Working backwards from the admissions ledger, Long found Rowland’s enlistment date and regiment. From there, she researched 10 battles and skirmishes he fought in, as well as his time as a prisoner of war in Illinois and Ohio.

After a three-and-a-half-year enlistment, which was only supposed to last one year, Rowland returned to Wake County. He reported having attacks of mania, but doctors attributed that to cardiac problems. This was often the diagnosis for soldiers experiencing post-traumatic stress disorder at that time: Doctors believed their hearts had been overworked.

In 1866, Rowland was admitted to Dorothea Dix Hospital where he remained for 16 years. Although marked as “unimproved,” and removed from the hospital in 1882, he was readmitted in 1890. The ledger explains that Rowland died in 1909 of “malarial chill.”
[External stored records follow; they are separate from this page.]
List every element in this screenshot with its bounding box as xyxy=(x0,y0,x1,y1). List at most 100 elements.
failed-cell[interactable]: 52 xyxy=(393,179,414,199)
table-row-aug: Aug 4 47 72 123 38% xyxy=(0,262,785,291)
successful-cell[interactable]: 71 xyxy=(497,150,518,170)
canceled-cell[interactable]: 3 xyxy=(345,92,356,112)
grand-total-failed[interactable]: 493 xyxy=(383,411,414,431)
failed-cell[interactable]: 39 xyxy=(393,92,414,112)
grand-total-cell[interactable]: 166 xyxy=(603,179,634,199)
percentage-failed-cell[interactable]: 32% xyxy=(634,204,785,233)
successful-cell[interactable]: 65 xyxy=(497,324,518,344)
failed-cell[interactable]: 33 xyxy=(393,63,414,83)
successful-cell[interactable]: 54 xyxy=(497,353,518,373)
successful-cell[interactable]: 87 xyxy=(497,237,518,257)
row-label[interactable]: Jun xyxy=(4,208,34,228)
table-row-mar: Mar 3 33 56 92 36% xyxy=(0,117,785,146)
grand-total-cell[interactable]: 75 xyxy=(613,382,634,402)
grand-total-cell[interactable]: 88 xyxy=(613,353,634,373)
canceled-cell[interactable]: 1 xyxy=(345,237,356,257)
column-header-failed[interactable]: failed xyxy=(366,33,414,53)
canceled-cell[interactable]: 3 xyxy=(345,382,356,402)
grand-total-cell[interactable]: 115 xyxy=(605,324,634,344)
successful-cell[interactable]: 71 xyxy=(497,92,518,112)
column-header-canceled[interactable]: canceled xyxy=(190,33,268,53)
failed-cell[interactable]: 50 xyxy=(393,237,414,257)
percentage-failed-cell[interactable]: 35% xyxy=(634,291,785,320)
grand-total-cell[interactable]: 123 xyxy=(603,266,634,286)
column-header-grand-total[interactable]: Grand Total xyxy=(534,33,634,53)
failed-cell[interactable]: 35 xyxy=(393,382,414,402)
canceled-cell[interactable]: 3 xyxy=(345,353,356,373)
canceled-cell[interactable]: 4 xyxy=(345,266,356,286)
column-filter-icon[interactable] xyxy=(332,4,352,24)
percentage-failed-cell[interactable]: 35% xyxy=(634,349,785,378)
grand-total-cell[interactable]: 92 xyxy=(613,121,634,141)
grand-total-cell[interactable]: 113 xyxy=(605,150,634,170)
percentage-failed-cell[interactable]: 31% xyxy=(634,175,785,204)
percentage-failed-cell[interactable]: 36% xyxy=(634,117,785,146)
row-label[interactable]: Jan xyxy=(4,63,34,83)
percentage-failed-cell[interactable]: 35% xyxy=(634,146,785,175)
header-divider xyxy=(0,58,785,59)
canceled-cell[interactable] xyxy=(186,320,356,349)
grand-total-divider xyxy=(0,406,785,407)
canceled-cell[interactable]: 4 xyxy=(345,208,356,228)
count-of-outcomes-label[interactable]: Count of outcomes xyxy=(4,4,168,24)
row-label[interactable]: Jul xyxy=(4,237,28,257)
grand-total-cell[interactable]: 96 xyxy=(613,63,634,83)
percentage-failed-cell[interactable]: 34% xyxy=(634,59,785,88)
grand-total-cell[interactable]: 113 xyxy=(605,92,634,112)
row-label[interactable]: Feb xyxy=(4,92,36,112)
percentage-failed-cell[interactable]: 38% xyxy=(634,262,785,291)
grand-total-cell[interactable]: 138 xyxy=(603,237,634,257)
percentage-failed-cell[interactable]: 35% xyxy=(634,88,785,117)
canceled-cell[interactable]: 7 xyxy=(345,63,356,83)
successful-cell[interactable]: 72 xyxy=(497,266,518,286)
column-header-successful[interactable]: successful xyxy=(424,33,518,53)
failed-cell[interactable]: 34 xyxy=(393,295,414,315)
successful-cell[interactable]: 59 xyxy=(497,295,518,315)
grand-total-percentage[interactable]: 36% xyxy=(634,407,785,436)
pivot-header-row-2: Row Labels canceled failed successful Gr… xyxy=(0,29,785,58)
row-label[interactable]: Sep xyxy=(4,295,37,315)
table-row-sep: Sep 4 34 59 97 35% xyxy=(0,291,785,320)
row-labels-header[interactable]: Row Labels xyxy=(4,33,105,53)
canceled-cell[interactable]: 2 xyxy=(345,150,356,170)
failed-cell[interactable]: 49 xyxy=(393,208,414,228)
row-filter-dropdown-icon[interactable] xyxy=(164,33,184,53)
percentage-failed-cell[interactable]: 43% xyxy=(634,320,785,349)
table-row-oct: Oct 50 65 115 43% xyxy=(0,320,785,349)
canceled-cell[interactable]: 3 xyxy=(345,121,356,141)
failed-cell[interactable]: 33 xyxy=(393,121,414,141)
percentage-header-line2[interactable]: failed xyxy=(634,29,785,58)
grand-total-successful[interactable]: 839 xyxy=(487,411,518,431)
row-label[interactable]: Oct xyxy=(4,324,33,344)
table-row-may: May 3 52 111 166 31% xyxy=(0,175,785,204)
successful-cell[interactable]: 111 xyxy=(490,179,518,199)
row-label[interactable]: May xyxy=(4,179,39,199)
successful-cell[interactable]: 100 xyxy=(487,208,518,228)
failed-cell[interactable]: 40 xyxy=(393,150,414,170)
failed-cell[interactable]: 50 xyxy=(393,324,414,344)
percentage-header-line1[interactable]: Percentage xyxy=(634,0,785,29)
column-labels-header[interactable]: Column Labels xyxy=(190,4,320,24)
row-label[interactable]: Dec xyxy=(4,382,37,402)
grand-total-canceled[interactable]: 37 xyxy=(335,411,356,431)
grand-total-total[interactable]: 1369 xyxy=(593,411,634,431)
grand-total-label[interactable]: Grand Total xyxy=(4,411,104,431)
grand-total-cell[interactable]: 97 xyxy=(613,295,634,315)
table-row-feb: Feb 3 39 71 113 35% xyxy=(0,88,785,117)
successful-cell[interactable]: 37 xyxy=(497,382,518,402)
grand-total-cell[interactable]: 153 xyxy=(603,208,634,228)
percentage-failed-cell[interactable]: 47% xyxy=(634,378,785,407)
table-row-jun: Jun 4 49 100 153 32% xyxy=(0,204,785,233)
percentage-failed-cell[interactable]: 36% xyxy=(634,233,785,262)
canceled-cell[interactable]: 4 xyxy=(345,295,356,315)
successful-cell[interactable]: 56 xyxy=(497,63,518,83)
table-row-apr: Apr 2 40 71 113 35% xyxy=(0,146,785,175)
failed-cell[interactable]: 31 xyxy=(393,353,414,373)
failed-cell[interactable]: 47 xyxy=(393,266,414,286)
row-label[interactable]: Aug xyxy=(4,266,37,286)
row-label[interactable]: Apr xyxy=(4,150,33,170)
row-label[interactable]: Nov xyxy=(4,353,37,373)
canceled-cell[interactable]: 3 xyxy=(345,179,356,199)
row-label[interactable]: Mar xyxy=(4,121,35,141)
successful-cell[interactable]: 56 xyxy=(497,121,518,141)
Long gathered a detailed, decades-long account of Rowland’s life, but itched to find out more. The experience of uncovering the life of someone who lived over 150 years ago was worth this frustration, she says.

“In a lot of courses, you don’t get to do as much hands-on stuff,” she says. “I thought it was cool we got to go through and try to figure out details of these peoples’ lives and what their experiences might have been like.”

Community Histories Workshop members hope visitors to the park will share that same eagerness to learn.